Still Talking About It

The mariner was motivated to opine the effect of telecommunication on our cultural environment. The assumption is that the telegraph and its telephonic advances permit us to have personal interaction among many cultural environments instead of just one comprised of our geographic home base, that is, our town, neighborhood, trade, and family.

The smart phone is part of a different technology requiring huge inventories of collected information – information about everything and everyone everywhere around the world, past, present and future. There is mundane detail about history, culture and the mechanistic information derived from millions of advances in science, technology and computing; each of our personal lives has been recorded into this unimaginable library as well. The change agent is that, in principle, all knowledge is accessible to all persons – instantly. What rituals change when knowledge no longer resides only in books or lectures or personal experience?

Public education is experimenting with empirical teaching. A student no longer needs to memorize traditional information from books. Further, to keep up with cultural values, a student must learn at the speed of using the information while actually performing the behavior that requires it.

Culture is still reacting to “free knowledge.” Day-to-day behavior still rests on activities that require humans to travel about as they accomplish their daily pursuits. Examples where cultural change already is noticeable are shopping, working, education, entertainment and news, geographic information about other individuals and objects, and collectively what an individual does each hour of an average day – the giveaway is the term ‘online.’ It isn’t ironing and patching socks – how we passed time before electricity and computers.

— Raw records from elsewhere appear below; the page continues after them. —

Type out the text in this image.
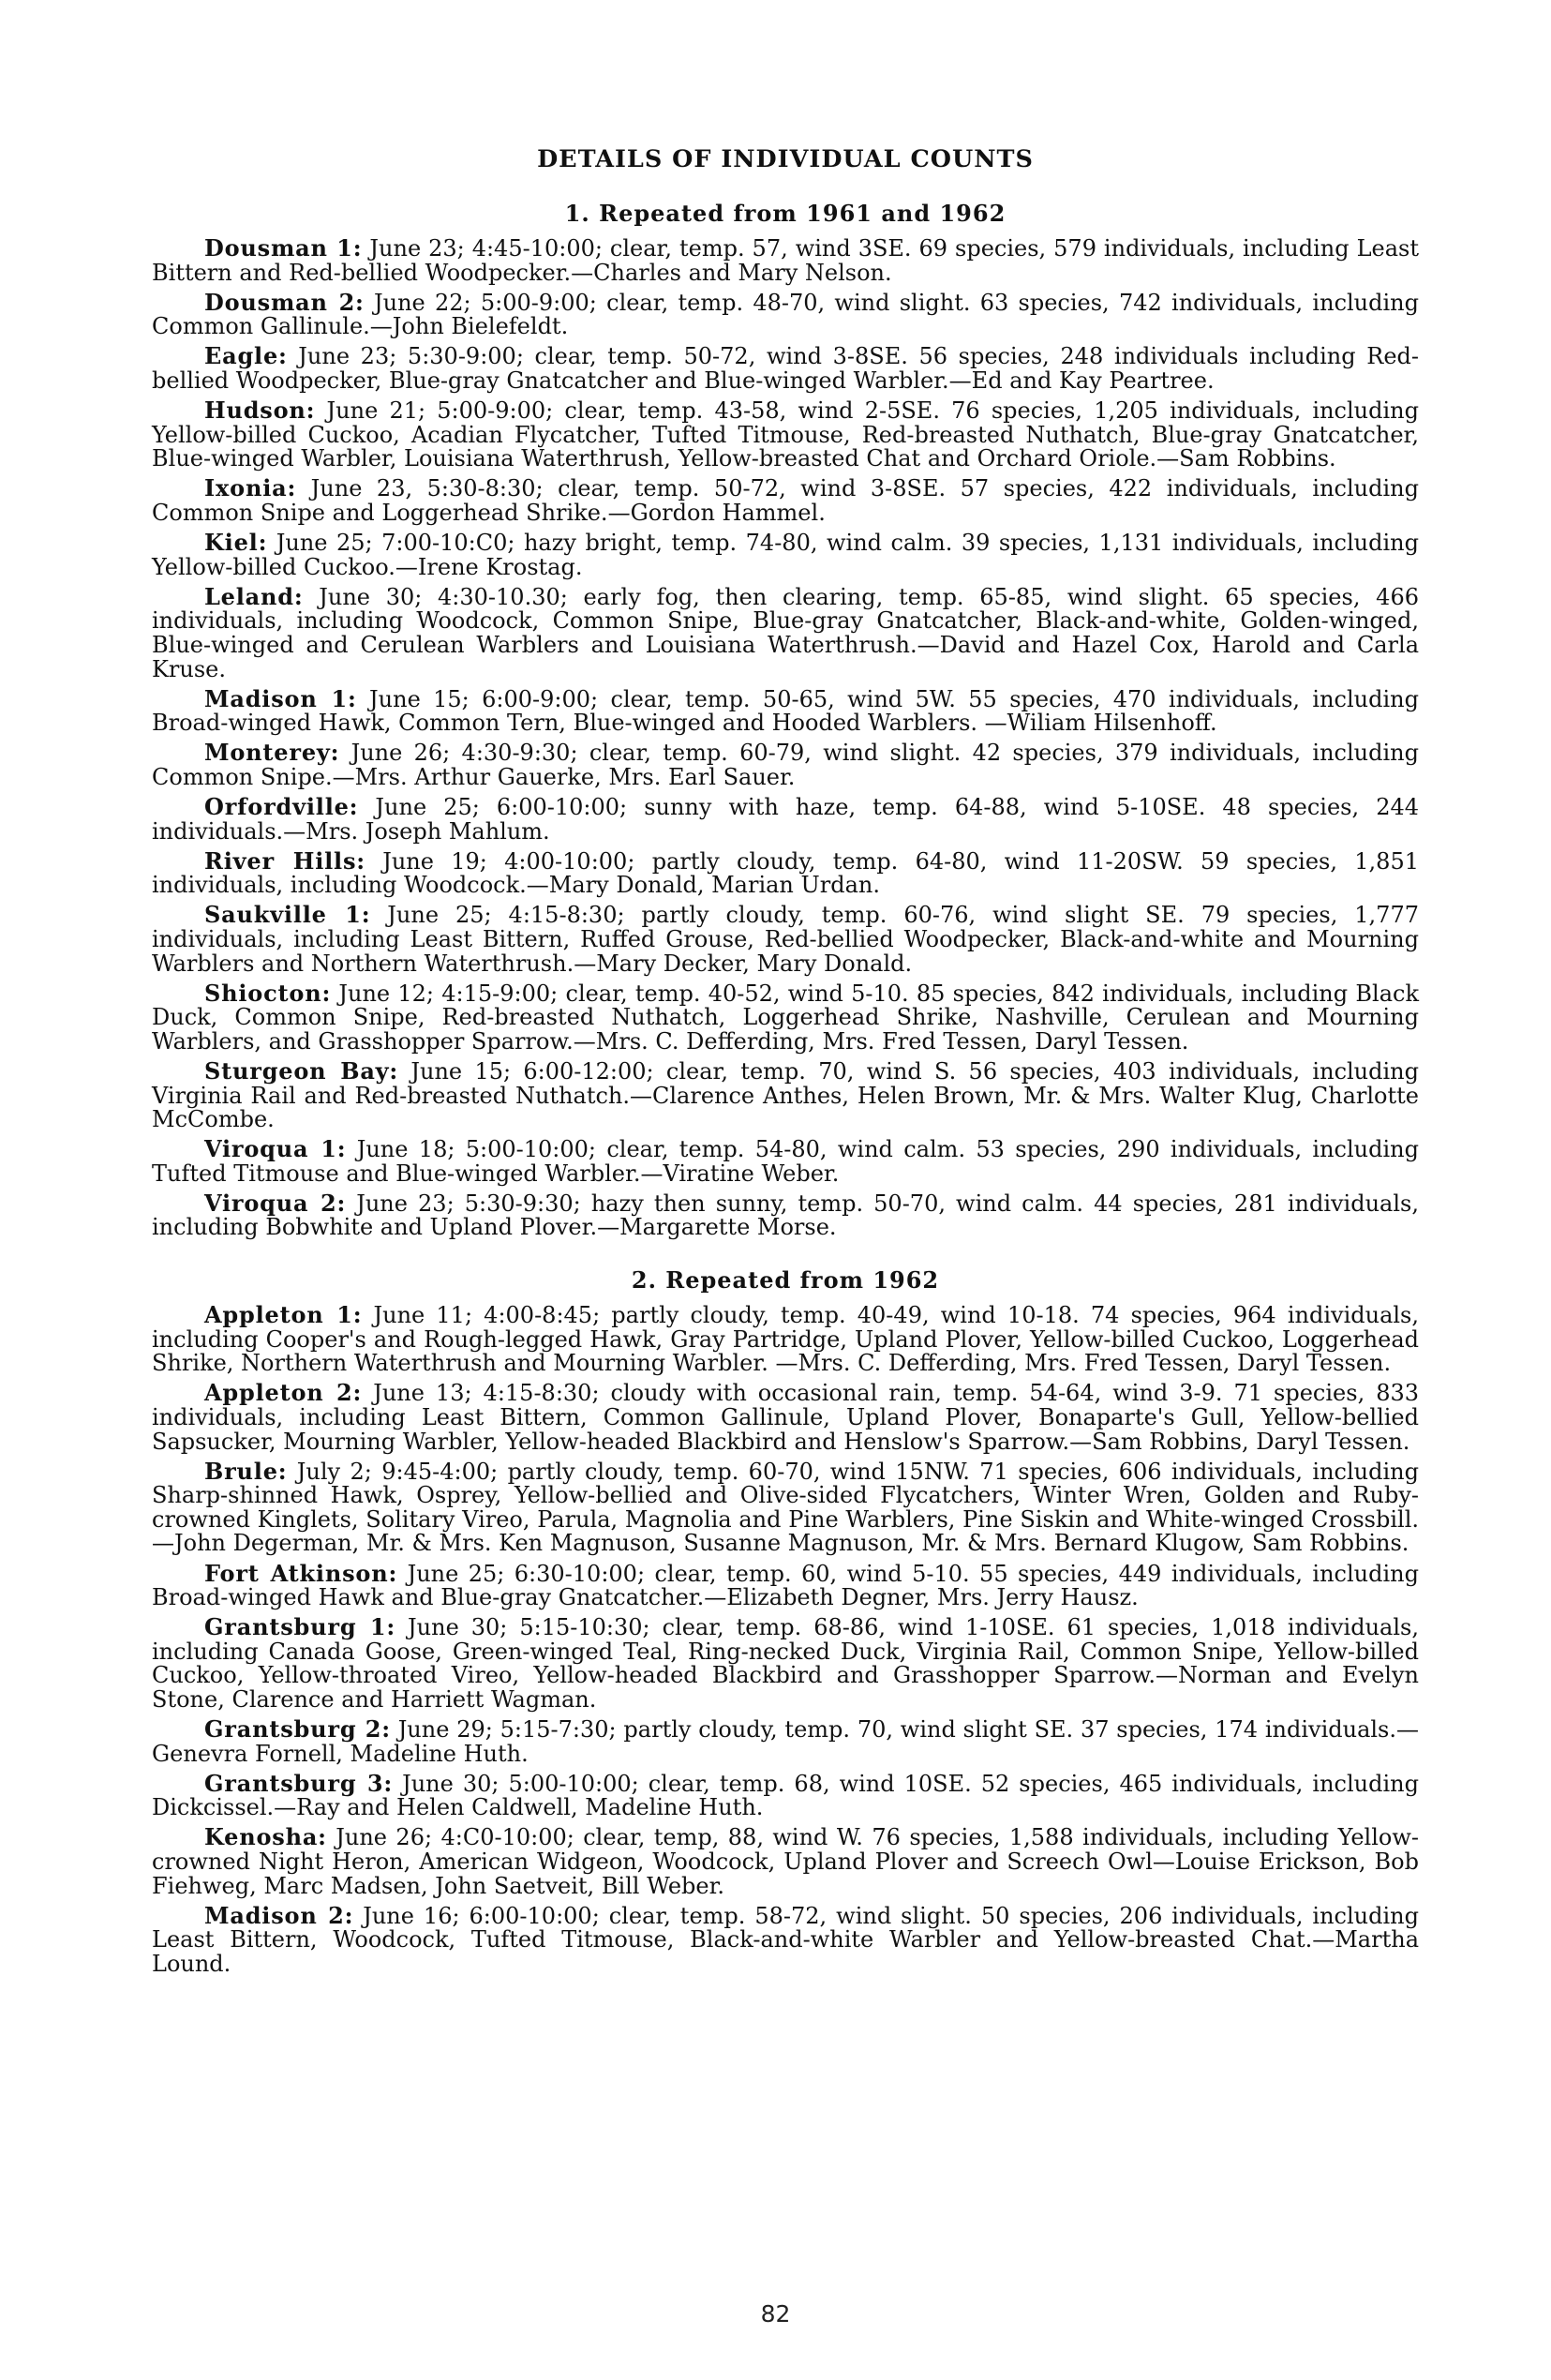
DETAILS OF INDIVIDUAL COUNTS
1. Repeated from 1961 and 1962

Dousman 1: June 23; 4:45-10:00; clear, temp. 57, wind 3SE. 69 species, 579 individuals, including Least Bittern and Red-bellied Woodpecker.—Charles and Mary Nelson.

Dousman 2: June 22; 5:00-9:00; clear, temp. 48-70, wind slight. 63 species, 742 individuals, including Common Gallinule.—John Bielefeldt.

Eagle: June 23; 5:30-9:00; clear, temp. 50-72, wind 3-8SE. 56 species, 248 individuals including Red-bellied Woodpecker, Blue-gray Gnatcatcher and Blue-winged Warbler.—Ed and Kay Peartree.

Hudson: June 21; 5:00-9:00; clear, temp. 43-58, wind 2-5SE. 76 species, 1,205 individuals, including Yellow-billed Cuckoo, Acadian Flycatcher, Tufted Titmouse, Red-breasted Nuthatch, Blue-gray Gnatcatcher, Blue-winged Warbler, Louisiana Waterthrush, Yellow-breasted Chat and Orchard Oriole.—Sam Robbins.

Ixonia: June 23, 5:30-8:30; clear, temp. 50-72, wind 3-8SE. 57 species, 422 individuals, including Common Snipe and Loggerhead Shrike.—Gordon Hammel.

Kiel: June 25; 7:00-10:C0; hazy bright, temp. 74-80, wind calm. 39 species, 1,131 individuals, including Yellow-billed Cuckoo.—Irene Krostag.

Leland: June 30; 4:30-10.30; early fog, then clearing, temp. 65-85, wind slight. 65 species, 466 individuals, including Woodcock, Common Snipe, Blue-gray Gnatcatcher, Black-and-white, Golden-winged, Blue-winged and Cerulean Warblers and Louisiana Waterthrush.—David and Hazel Cox, Harold and Carla Kruse.

Madison 1: June 15; 6:00-9:00; clear, temp. 50-65, wind 5W. 55 species, 470 individuals, including Broad-winged Hawk, Common Tern, Blue-winged and Hooded Warblers. —Wiliam Hilsenhoff.

Monterey: June 26; 4:30-9:30; clear, temp. 60-79, wind slight. 42 species, 379 individuals, including Common Snipe.—Mrs. Arthur Gauerke, Mrs. Earl Sauer.

Orfordville: June 25; 6:00-10:00; sunny with haze, temp. 64-88, wind 5-10SE. 48 species, 244 individuals.—Mrs. Joseph Mahlum.

River Hills: June 19; 4:00-10:00; partly cloudy, temp. 64-80, wind 11-20SW. 59 species, 1,851 individuals, including Woodcock.—Mary Donald, Marian Urdan.

Saukville 1: June 25; 4:15-8:30; partly cloudy, temp. 60-76, wind slight SE. 79 species, 1,777 individuals, including Least Bittern, Ruffed Grouse, Red-bellied Woodpecker, Black-and-white and Mourning Warblers and Northern Waterthrush.—Mary Decker, Mary Donald.

Shiocton: June 12; 4:15-9:00; clear, temp. 40-52, wind 5-10. 85 species, 842 individuals, including Black Duck, Common Snipe, Red-breasted Nuthatch, Loggerhead Shrike, Nashville, Cerulean and Mourning Warblers, and Grasshopper Sparrow.—Mrs. C. Defferding, Mrs. Fred Tessen, Daryl Tessen.

Sturgeon Bay: June 15; 6:00-12:00; clear, temp. 70, wind S. 56 species, 403 individuals, including Virginia Rail and Red-breasted Nuthatch.—Clarence Anthes, Helen Brown, Mr. & Mrs. Walter Klug, Charlotte McCombe.

Viroqua 1: June 18; 5:00-10:00; clear, temp. 54-80, wind calm. 53 species, 290 individuals, including Tufted Titmouse and Blue-winged Warbler.—Viratine Weber.

Viroqua 2: June 23; 5:30-9:30; hazy then sunny, temp. 50-70, wind calm. 44 species, 281 individuals, including Bobwhite and Upland Plover.—Margarette Morse.

2. Repeated from 1962

Appleton 1: June 11; 4:00-8:45; partly cloudy, temp. 40-49, wind 10-18. 74 species, 964 individuals, including Cooper's and Rough-legged Hawk, Gray Partridge, Upland Plover, Yellow-billed Cuckoo, Loggerhead Shrike, Northern Waterthrush and Mourning Warbler. —Mrs. C. Defferding, Mrs. Fred Tessen, Daryl Tessen.

Appleton 2: June 13; 4:15-8:30; cloudy with occasional rain, temp. 54-64, wind 3-9. 71 species, 833 individuals, including Least Bittern, Common Gallinule, Upland Plover, Bonaparte's Gull, Yellow-bellied Sapsucker, Mourning Warbler, Yellow-headed Blackbird and Henslow's Sparrow.—Sam Robbins, Daryl Tessen.

Brule: July 2; 9:45-4:00; partly cloudy, temp. 60-70, wind 15NW. 71 species, 606 individuals, including Sharp-shinned Hawk, Osprey, Yellow-bellied and Olive-sided Flycatchers, Winter Wren, Golden and Ruby-crowned Kinglets, Solitary Vireo, Parula, Magnolia and Pine Warblers, Pine Siskin and White-winged Crossbill.—John Degerman, Mr. & Mrs. Ken Magnuson, Susanne Magnuson, Mr. & Mrs. Bernard Klugow, Sam Robbins.

Fort Atkinson: June 25; 6:30-10:00; clear, temp. 60, wind 5-10. 55 species, 449 individuals, including Broad-winged Hawk and Blue-gray Gnatcatcher.—Elizabeth Degner, Mrs. Jerry Hausz.

Grantsburg 1: June 30; 5:15-10:30; clear, temp. 68-86, wind 1-10SE. 61 species, 1,018 individuals, including Canada Goose, Green-winged Teal, Ring-necked Duck, Virginia Rail, Common Snipe, Yellow-billed Cuckoo, Yellow-throated Vireo, Yellow-headed Blackbird and Grasshopper Sparrow.—Norman and Evelyn Stone, Clarence and Harriett Wagman.

Grantsburg 2: June 29; 5:15-7:30; partly cloudy, temp. 70, wind slight SE. 37 species, 174 individuals.—Genevra Fornell, Madeline Huth.

Grantsburg 3: June 30; 5:00-10:00; clear, temp. 68, wind 10SE. 52 species, 465 individuals, including Dickcissel.—Ray and Helen Caldwell, Madeline Huth.

Kenosha: June 26; 4:C0-10:00; clear, temp, 88, wind W. 76 species, 1,588 individuals, including Yellow-crowned Night Heron, American Widgeon, Woodcock, Upland Plover and Screech Owl—Louise Erickson, Bob Fiehweg, Marc Madsen, John Saetveit, Bill Weber.

Madison 2: June 16; 6:00-10:00; clear, temp. 58-72, wind slight. 50 species, 206 individuals, including Least Bittern, Woodcock, Tufted Titmouse, Black-and-white Warbler and Yellow-breasted Chat.—Martha Lound.

82
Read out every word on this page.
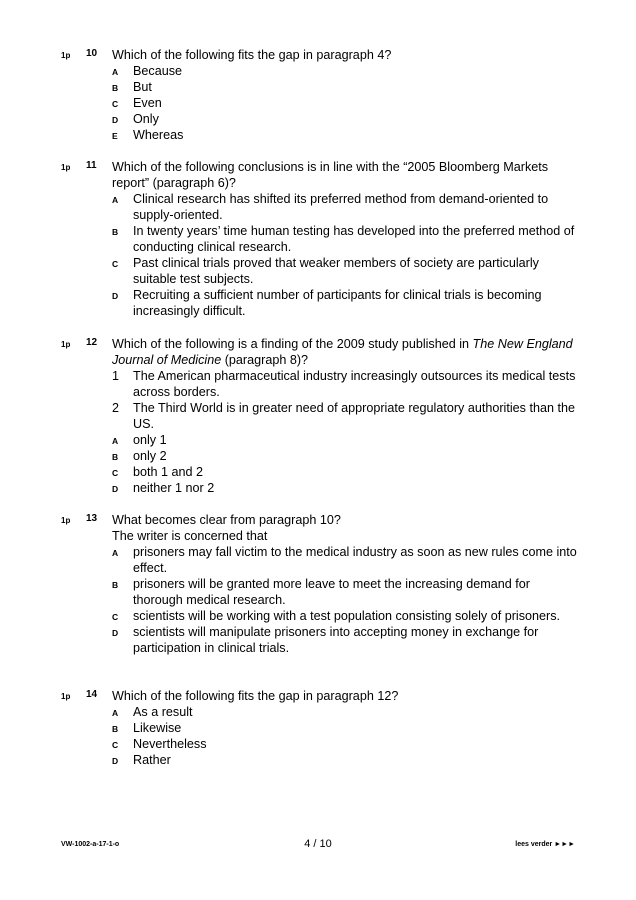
1p 10 Which of the following fits the gap in paragraph 4?
A Because
B But
C Even
D Only
E Whereas
1p 11 Which of the following conclusions is in line with the “2005 Bloomberg Markets report” (paragraph 6)?
A Clinical research has shifted its preferred method from demand-oriented to supply-oriented.
B In twenty years’ time human testing has developed into the preferred method of conducting clinical research.
C Past clinical trials proved that weaker members of society are particularly suitable test subjects.
D Recruiting a sufficient number of participants for clinical trials is becoming increasingly difficult.
1p 12 Which of the following is a finding of the 2009 study published in The New England Journal of Medicine (paragraph 8)?
1 The American pharmaceutical industry increasingly outsources its medical tests across borders.
2 The Third World is in greater need of appropriate regulatory authorities than the US.
A only 1
B only 2
C both 1 and 2
D neither 1 nor 2
1p 13 What becomes clear from paragraph 10?
The writer is concerned that
A prisoners may fall victim to the medical industry as soon as new rules come into effect.
B prisoners will be granted more leave to meet the increasing demand for thorough medical research.
C scientists will be working with a test population consisting solely of prisoners.
D scientists will manipulate prisoners into accepting money in exchange for participation in clinical trials.
1p 14 Which of the following fits the gap in paragraph 12?
A As a result
B Likewise
C Nevertheless
D Rather
VW-1002-a-17-1-o	4 / 10	lees verder ►►►
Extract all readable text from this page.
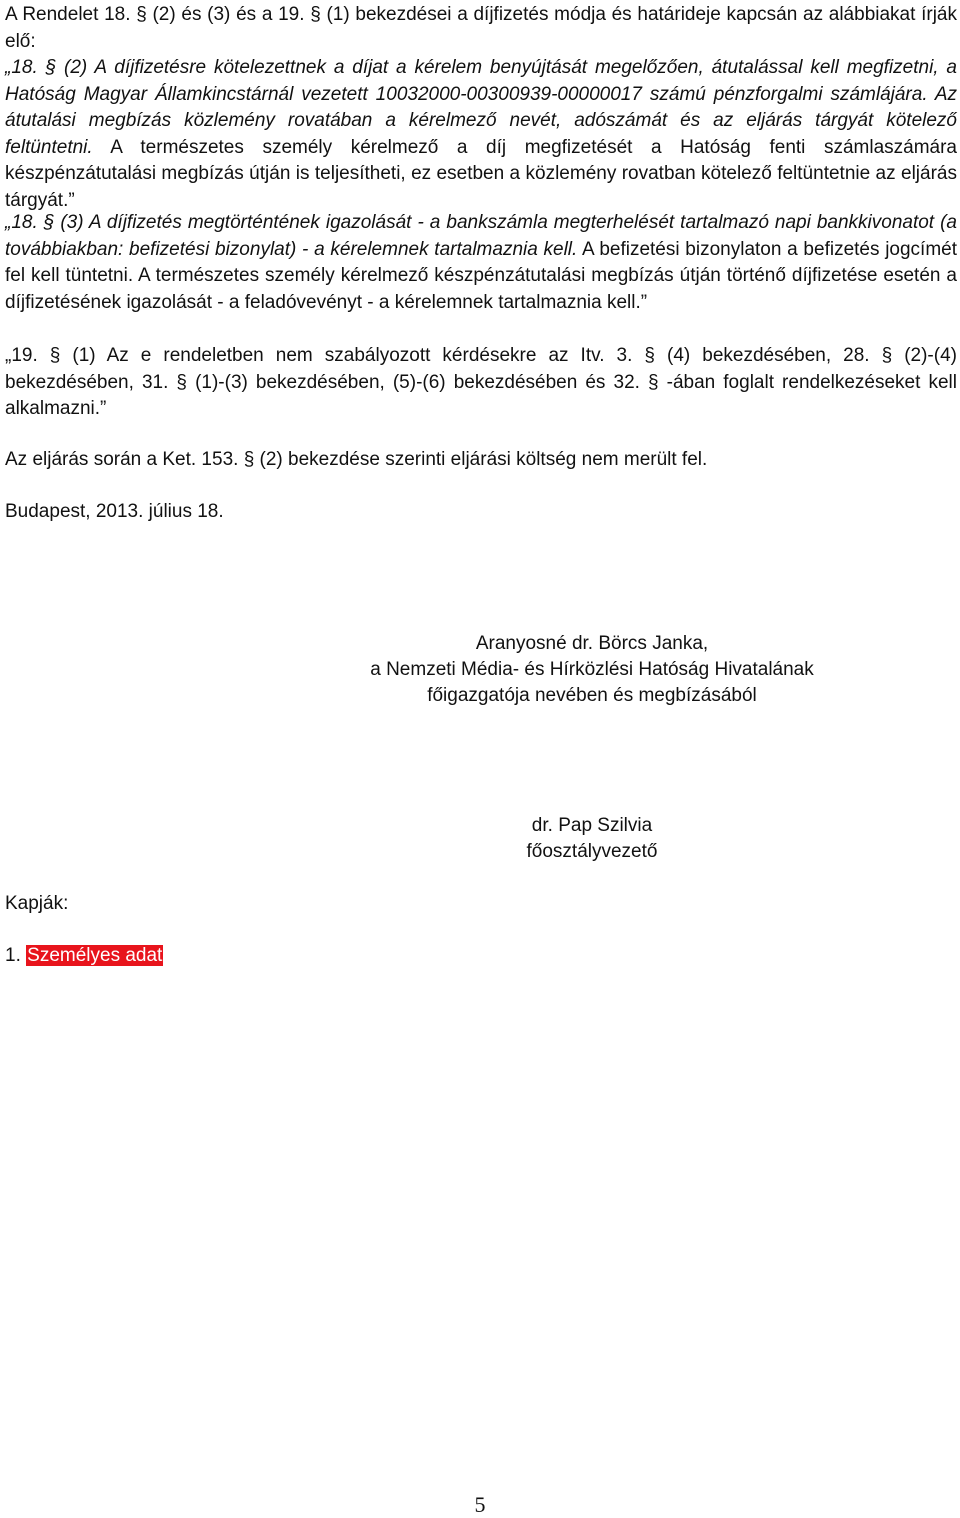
A Rendelet 18. § (2) és (3) és a 19. § (1) bekezdései a díjfizetés módja és határideje kapcsán az alábbiakat írják elő:

„18. § (2) A díjfizetésre kötelezettnek a díjat a kérelem benyújtását megelőzően, átutalással kell megfizetni, a Hatóság Magyar Államkincstárnál vezetett 10032000-00300939-00000017 számú pénzforgalmi számlájára. Az átutalási megbízás közlemény rovatában a kérelmező nevét, adószámát és az eljárás tárgyát kötelező feltüntetni. A természetes személy kérelmező a díj megfizetését a Hatóság fenti számlaszámára készpénzátutalási megbízás útján is teljesítheti, ez esetben a közlemény rovatban kötelező feltüntetnie az eljárás tárgyát.”

„18. § (3) A díjfizetés megtörténtének igazolását - a bankszámla megterhelését tartalmazó napi bankkivonatot (a továbbiakban: befizetési bizonylat) - a kérelemnek tartalmaznia kell. A befizetési bizonylaton a befizetés jogcímét fel kell tüntetni. A természetes személy kérelmező készpénzátutalási megbízás útján történő díjfizetése esetén a díjfizetésének igazolását - a feladóvevényt - a kérelemnek tartalmaznia kell.”

„19. § (1) Az e rendeletben nem szabályozott kérdésekre az Itv. 3. § (4) bekezdésében, 28. § (2)-(4) bekezdésében, 31. § (1)-(3) bekezdésében, (5)-(6) bekezdésében és 32. § -ában foglalt rendelkezéseket kell alkalmazni.”

Az eljárás során a Ket. 153. § (2) bekezdése szerinti eljárási költség nem merült fel.
Budapest, 2013. július 18.
Aranyosné dr. Börcs Janka,
a Nemzeti Média- és Hírközlési Hatóság Hivatalának
főigazgatója nevében és megbízásából
dr. Pap Szilvia
főosztályvezető
Kapják:
1. Személyes adat
5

The two technologies, telephony and data libraries (called ‘clouds’ under certain configurations) have merged to provide a use for the smart phone. Imagine a multidimensional telephone network that doesn’t need wires; call it the Internet. Imagine a global wireless network where everyone has a telephone number called an email address and/or a presence on the wireless network itself called a website. There is a reason so many individuals are drawn into almost continuous focus on the smart phone while walking, communicating, researching, playing games, purchasing or even connected to several other users at the same time.

The smart phone is the device with which we will change the meaning of privacy; the smart phone is the device through which we will allocate many decisions about our daily life to what free information tells us to do; the smart phone is the device with which medicine will know everything about us from that seasonal sneeze to our genome.

Technology already is advancing much faster than culture can. It will be natural for economic and political forces to leverage technology before culture has established acceptable moral rules encoded to balance our free information environment

The next two generations will struggle to survive in a new world that essentially has no roots in the cultures of past centuries. The third generation will be the proof in the pudding: Will culture have been responsive enough to survive in a viable, satisfactory state for humankind?